The BEA Q3 GDP release today had the US economy growing 5.5% in USD/ nominal terms, albeit with non-financial profits going sideways since 2013.
Only in Janet Yellen's mind could there be uncertainty as to whether interest rates should be 1.5% or not. The market has to look for 4 hikes next year, which would take Fed funds to 2.25-2.5%.
Question is what the 10 year does. With balance sheet reduction I think that should put selling presure on it, however if people sell HY and buy bonds that would offset it.
So far it looks like the curve has been trying to flatten. If the spread went to 50bps, it would imply a 10 year in a years time at 2.75-3%. With recession/ inflation scares that might give a trading range of 2.5-3.5%.
Versus perhaps 6% nominal GDP growth its still massively negative in real terms however. So the quesiton would be whether the Fed can hike enough to curtail a wage inflation cycle and risk a recession, or if they stay permanently behind the curve.
The financial economy is likely to act like its a recession far earlier than the real economy, aggregate asset prices have to fall as QE sees a fall in liquidity and rate hikes push up discount rates.

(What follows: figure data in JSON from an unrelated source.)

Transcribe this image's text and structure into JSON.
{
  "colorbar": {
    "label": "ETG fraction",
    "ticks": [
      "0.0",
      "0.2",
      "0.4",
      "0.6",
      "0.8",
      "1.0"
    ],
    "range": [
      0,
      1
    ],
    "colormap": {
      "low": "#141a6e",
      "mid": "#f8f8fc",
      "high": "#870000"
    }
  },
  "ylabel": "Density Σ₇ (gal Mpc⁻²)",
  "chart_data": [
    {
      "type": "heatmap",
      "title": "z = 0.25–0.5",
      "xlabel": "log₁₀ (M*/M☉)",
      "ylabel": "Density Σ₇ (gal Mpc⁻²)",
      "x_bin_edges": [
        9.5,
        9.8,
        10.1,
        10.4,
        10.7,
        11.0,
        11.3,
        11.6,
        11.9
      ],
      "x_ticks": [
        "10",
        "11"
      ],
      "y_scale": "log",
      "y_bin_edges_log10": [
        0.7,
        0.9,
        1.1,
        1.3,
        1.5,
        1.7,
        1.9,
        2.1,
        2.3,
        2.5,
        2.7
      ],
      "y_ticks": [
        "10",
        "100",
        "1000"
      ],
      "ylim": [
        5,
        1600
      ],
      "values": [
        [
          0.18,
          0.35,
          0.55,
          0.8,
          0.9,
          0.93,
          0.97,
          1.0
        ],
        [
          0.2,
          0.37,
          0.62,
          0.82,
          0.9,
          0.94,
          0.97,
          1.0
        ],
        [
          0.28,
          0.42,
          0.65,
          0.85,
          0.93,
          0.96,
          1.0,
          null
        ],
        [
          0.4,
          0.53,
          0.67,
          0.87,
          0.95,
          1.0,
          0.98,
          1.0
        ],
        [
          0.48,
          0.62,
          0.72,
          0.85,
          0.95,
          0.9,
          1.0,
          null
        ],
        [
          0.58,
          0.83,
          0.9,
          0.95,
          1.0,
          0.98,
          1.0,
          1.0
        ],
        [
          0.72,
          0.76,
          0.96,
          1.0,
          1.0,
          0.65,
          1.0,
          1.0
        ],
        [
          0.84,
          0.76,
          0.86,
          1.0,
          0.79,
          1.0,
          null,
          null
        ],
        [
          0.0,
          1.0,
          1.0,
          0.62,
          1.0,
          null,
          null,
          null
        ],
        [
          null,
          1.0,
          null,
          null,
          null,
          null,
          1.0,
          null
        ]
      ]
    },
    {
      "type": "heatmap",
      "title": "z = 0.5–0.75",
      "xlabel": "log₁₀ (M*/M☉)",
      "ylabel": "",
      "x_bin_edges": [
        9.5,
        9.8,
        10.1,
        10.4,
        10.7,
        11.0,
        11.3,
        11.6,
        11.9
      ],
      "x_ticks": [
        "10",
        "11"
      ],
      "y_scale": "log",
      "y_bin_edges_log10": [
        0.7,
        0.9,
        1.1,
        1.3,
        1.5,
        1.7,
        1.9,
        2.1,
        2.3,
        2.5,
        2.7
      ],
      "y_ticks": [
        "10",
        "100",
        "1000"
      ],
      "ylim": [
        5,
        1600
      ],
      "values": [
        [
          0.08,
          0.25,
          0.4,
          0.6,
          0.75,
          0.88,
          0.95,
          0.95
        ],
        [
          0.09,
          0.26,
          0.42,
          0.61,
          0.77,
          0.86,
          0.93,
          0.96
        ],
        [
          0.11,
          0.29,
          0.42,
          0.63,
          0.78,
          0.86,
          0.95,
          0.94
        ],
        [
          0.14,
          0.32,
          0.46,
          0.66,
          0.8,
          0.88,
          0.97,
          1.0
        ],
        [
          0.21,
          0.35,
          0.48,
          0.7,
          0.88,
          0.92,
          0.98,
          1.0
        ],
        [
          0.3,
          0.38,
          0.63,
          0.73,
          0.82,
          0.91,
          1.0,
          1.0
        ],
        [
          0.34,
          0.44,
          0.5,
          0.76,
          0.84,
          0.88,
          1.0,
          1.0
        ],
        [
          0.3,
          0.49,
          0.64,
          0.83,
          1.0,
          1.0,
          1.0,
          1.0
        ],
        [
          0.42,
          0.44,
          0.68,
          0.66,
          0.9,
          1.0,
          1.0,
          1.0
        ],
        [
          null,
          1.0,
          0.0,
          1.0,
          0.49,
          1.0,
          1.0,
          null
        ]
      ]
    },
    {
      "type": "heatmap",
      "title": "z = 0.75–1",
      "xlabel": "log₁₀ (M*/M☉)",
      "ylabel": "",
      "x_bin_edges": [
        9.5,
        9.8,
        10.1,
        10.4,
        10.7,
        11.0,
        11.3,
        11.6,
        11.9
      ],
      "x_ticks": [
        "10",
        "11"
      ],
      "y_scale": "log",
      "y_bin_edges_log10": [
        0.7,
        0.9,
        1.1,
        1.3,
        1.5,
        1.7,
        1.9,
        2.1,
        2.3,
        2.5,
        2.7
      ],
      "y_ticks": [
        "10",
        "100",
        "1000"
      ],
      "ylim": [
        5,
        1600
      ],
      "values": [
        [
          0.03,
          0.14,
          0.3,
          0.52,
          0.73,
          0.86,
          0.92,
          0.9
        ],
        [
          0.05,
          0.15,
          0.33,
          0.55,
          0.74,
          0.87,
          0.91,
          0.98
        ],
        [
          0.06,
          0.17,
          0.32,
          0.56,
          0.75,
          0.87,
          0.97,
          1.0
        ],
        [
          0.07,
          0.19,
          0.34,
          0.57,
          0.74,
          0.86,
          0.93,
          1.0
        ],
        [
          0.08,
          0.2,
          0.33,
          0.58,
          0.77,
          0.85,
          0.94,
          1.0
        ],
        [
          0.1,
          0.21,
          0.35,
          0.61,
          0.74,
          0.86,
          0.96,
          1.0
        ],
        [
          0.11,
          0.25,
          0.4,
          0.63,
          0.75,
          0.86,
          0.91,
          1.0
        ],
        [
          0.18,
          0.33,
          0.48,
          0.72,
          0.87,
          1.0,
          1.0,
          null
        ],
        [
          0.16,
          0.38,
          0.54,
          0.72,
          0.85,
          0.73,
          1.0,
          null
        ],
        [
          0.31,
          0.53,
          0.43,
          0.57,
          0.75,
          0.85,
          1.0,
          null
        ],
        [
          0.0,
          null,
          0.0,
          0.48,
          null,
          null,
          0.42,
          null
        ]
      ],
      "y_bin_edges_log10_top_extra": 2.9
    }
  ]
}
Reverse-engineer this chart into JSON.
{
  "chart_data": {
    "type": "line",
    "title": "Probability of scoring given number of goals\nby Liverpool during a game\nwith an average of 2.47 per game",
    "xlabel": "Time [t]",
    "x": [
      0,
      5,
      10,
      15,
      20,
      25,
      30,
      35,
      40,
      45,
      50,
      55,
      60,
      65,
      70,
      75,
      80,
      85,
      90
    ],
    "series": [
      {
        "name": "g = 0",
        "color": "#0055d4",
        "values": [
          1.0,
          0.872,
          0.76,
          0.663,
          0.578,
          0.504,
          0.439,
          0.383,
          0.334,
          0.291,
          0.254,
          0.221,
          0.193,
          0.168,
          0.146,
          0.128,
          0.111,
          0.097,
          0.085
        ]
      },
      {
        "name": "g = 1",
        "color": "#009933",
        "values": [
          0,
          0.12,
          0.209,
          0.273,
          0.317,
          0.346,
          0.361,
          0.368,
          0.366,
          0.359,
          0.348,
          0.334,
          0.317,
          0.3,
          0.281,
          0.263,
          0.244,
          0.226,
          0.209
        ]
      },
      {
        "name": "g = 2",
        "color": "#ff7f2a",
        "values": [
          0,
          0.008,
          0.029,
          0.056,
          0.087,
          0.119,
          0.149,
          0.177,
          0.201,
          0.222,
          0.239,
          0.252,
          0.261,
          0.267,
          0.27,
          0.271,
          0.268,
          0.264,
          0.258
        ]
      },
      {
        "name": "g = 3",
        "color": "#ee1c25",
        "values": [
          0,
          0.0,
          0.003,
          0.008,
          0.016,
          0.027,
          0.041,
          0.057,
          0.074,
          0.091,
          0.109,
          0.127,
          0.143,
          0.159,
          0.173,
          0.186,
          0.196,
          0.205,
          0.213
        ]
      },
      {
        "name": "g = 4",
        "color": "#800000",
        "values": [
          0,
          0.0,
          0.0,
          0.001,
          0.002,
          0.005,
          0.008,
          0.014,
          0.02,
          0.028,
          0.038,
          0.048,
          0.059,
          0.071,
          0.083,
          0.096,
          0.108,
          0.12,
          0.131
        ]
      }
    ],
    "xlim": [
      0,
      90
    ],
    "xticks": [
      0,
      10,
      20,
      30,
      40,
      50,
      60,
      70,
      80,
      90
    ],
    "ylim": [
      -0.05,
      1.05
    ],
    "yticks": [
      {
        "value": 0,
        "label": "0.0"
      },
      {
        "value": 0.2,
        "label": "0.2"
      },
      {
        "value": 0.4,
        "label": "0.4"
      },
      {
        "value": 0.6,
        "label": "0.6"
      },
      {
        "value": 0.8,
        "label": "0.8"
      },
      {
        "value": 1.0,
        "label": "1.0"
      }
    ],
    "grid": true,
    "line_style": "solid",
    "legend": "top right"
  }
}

This Fed being trapped behind the curve vs triggering a real economy recession debte doesnt seem to be a focal point right now. Kashkari yesterday even said they should be able to tolerate 5 years of inflation above target given they have had 5 years below. The problem would be is inflation starts to push to 3 or 3.5% on full employment, but we definitely need more wage growth in the areas of strength for that to happen and its unlikely to be an issue in the next six months.